The Company Man: Interview with Lockheed Martin Executive
Bob Trono, vice president and chief security officer for Lockheed Martin Corporation, discusses how a cooperative relationship with the FBI is beneficial in combating economic espionage.
Bob Trono, Vice President and Chief Security Officer, Lockheed Martin Corporation:
Well it’s a very serious issue for our company and certainly, I think, the entire defense industrial base.
The military base is being targeted virtually every single day by foreign nation states, we understand that. And we've taken a lot of steps to try to mitigate the risk.
What our office has tried to do, our counterintelligence office within Lockheed Martin, is to understand the nature of the threat against Lockheed Martin. That is, what products, what services, what technology is high on the list of adversaries to steal?
And one of the principle ways we understand that is through the cooperative efforts with the FBI.
Once we are able to identify the threat, we then try to develop mitigation plans around that, such that we reduce our risk. Because ultimately the risk can affect a number of things at a company like Lockheed Martin.
First of all, current and future revenues, shareholder confidence, and in our case, because many times we are providing a product or service for the U.S. military, it ultimately can affect the national security and even potentially harm the war fighter on the battlefield.
The Bureau, I think, a number of years ago recognized that it’s very important to partner with companies, particularly in the defense base, because that’s a serious threat to our national security.
And so it has been a mutually designed effort on the part of the Bureau and a company like Lockheed Martin to make sure that we have established relationships at the national level, and—because we have facilities throughout the country—even at the local level.
So, our folks in places like Fort Worth, Texas and Sunnyvale, California have established and developed some very, very close relationships with the FBI field offices in those areas.
I see our relationship with the Bureau really in three separate ways.
And first of all, it’s in that sharing. So the Bureau, I believe, has been really proactive in helping us understand the nature of the threat and understanding how adversaries might look to steal our intellectual property.
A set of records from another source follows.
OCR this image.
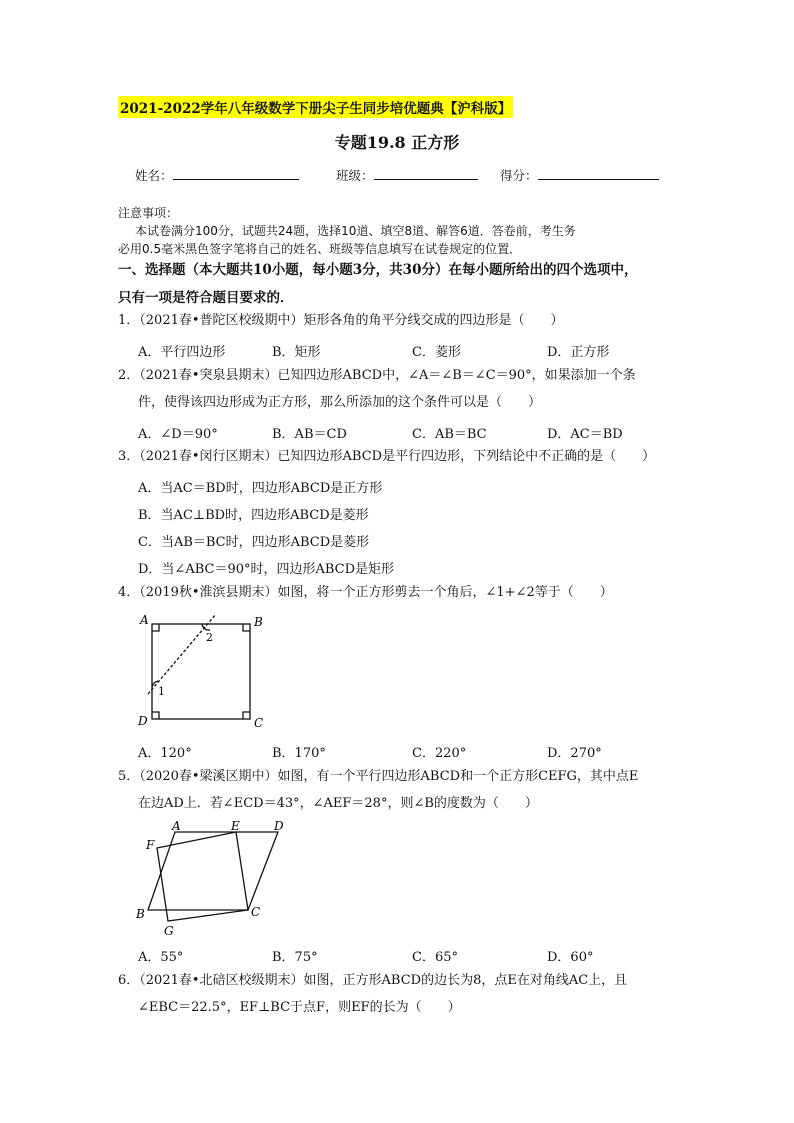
2021-2022学年八年级数学下册尖子生同步培优题典【沪科版】
专题19.8 正方形
姓名：	班级：	得分：
注意事项：
本试卷满分100分，试题共24题，选择10道、填空8道、解答6道．答卷前，考生务
必用0.5毫米黑色签字笔将自己的姓名、班级等信息填写在试卷规定的位置．
一、选择题（本大题共10小题，每小题3分，共30分）在每小题所给出的四个选项中，
只有一项是符合题目要求的．
1．（2021春•普陀区校级期中）矩形各角的角平分线交成的四边形是（　　）
A．平行四边形	B．矩形	C．菱形	D．正方形
2．（2021春•突泉县期末）已知四边形ABCD中，∠A＝∠B＝∠C＝90°，如果添加一个条
件，使得该四边形成为正方形，那么所添加的这个条件可以是（　　）
A．∠D＝90°	B．AB＝CD	C．AB＝BC	D．AC＝BD
3．（2021春•闵行区期末）已知四边形ABCD是平行四边形，下列结论中不正确的是（　　）
A．当AC＝BD时，四边形ABCD是正方形
B．当AC⊥BD时，四边形ABCD是菱形
C．当AB＝BC时，四边形ABCD是菱形
D．当∠ABC＝90°时，四边形ABCD是矩形
4．（2019秋•淮滨县期末）如图，将一个正方形剪去一个角后，∠1+∠2等于（　　）
A	B
C
D
1
2
A．120°	B．170°	C．220°	D．270°
5．（2020春•梁溪区期中）如图，有一个平行四边形ABCD和一个正方形CEFG，其中点E
在边AD上．若∠ECD＝43°，∠AEF＝28°，则∠B的度数为（　　）
A	E	D
F
B	C
G
A．55°	B．75°	C．65°	D．60°
6．（2021春•北碚区校级期末）如图，正方形ABCD的边长为8，点E在对角线AC上，且
∠EBC＝22.5°，EF⊥BC于点F，则EF的长为（　　）
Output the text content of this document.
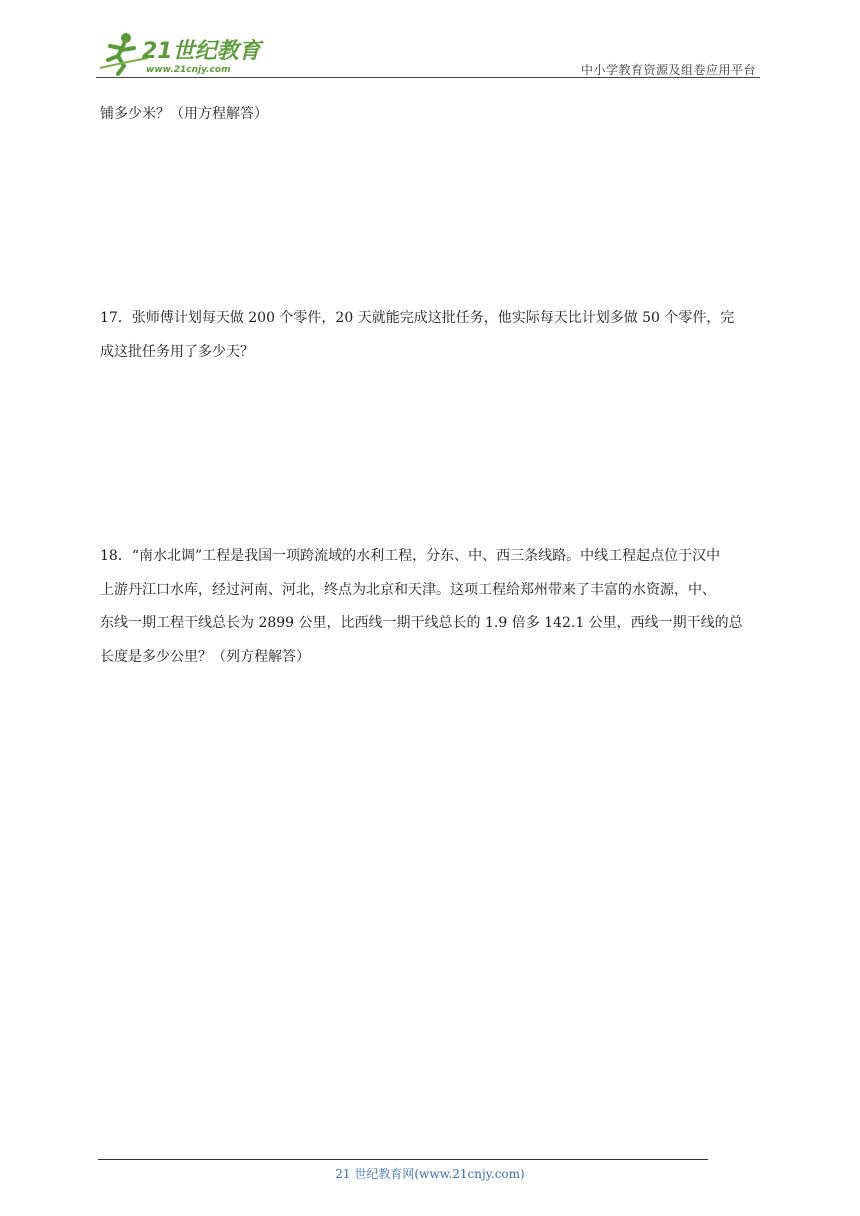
21世纪教育
www.21cnjy.com	中小学教育资源及组卷应用平台
铺多少米？（用方程解答）
17．张师傅计划每天做 200 个零件，20 天就能完成这批任务，他实际每天比计划多做 50 个零件，完
成这批任务用了多少天？
18．“南水北调”工程是我国一项跨流域的水利工程，分东、中、西三条线路。中线工程起点位于汉中
上游丹江口水库，经过河南、河北，终点为北京和天津。这项工程给郑州带来了丰富的水资源，中、
东线一期工程干线总长为 2899 公里，比西线一期干线总长的 1.9 倍多 142.1 公里，西线一期干线的总
长度是多少公里？（列方程解答）
21 世纪教育网(www.21cnjy.com)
Second, the Bureau has been very, very good in working with us to help educate our employee base about just how serious that threat is to a company like ours. So on many occasions all around the country at many of our facilities, FBI agents have come out, who are experts in the field, and talked to our employees about the threat, about how real it is, and how potentially dangerous it is.
And then thirdly, in the instance where there’s a suspected case of wrongdoing, we have worked our investigators internally very closely with the FBI in understanding the facts of that particular situation. And that relationship has been very, very good and positive.
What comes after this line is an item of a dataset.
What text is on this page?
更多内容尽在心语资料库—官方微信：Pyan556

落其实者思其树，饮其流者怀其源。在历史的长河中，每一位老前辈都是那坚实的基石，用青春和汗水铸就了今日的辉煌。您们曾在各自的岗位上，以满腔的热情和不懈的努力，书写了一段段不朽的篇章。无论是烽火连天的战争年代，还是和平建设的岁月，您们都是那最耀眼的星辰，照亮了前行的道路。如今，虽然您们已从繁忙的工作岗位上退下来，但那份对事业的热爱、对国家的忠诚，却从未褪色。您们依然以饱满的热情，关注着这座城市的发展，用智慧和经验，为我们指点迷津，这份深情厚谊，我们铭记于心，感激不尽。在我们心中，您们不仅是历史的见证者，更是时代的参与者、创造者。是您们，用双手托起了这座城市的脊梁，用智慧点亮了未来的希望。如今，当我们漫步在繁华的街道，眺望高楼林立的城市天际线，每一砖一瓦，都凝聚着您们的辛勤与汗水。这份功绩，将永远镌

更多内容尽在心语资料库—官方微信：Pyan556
I can understand, I think, why some companies would be a little leery about inviting the FBI in to look at the inner workings of their company.
But in the event that a company has information stolen, either by a foreign adversary or an insider, ultimately, the company is a victim of a crime. And the FBI has a long history—and a very positive history—of understanding the concerns of a victim and working with that victim to do what a victim would want and hope for, which is the vindication of their rights and, ultimately, a just result.
So I think that’s very much in the FBI’s wheelhouse, even in this different sort of crime.
It’s a multi-faceted approach, really. Everything from insuring that our clearance process and our background investigation process of our employees is really, really robust.
All the way to making sure that the security professionals within an organization are engaged with the employee base such that we understand what’s going on with them in their lives.
And it’s also important to cultivate, I believe, a culture of an engagement so that employees understand what the threat is and are able to work with and be engaged with their fellow employees to try to mitigate that risk.
I think it’s really important that companies are sophisticated and diligent about properly marking proprietary information at the outset.
It’s important that robust counterintelligence and security training and awareness is delivered to all employees.
It’s important that that continues throughout the course of their employment.
The biggest surprise in working with the FBI is just how proactive they've been in terms of providing really useful, actionable information to us, both at the classified and unclassified level. That was a bit of a surprise for me, frankly, when I came into the company, just how proactive the FBI has been.
Well, understand, we make leading-edge military technology—military aircraft, missiles, among a whole variety of other leading technology—and so we're targeted every single day.
Sometimes a foreign adversary is a nation-state and sometimes it’s a company and sometimes it’s one in the same.
We take the threat very, very seriously, and the risk to the company and to the national security could be really severe.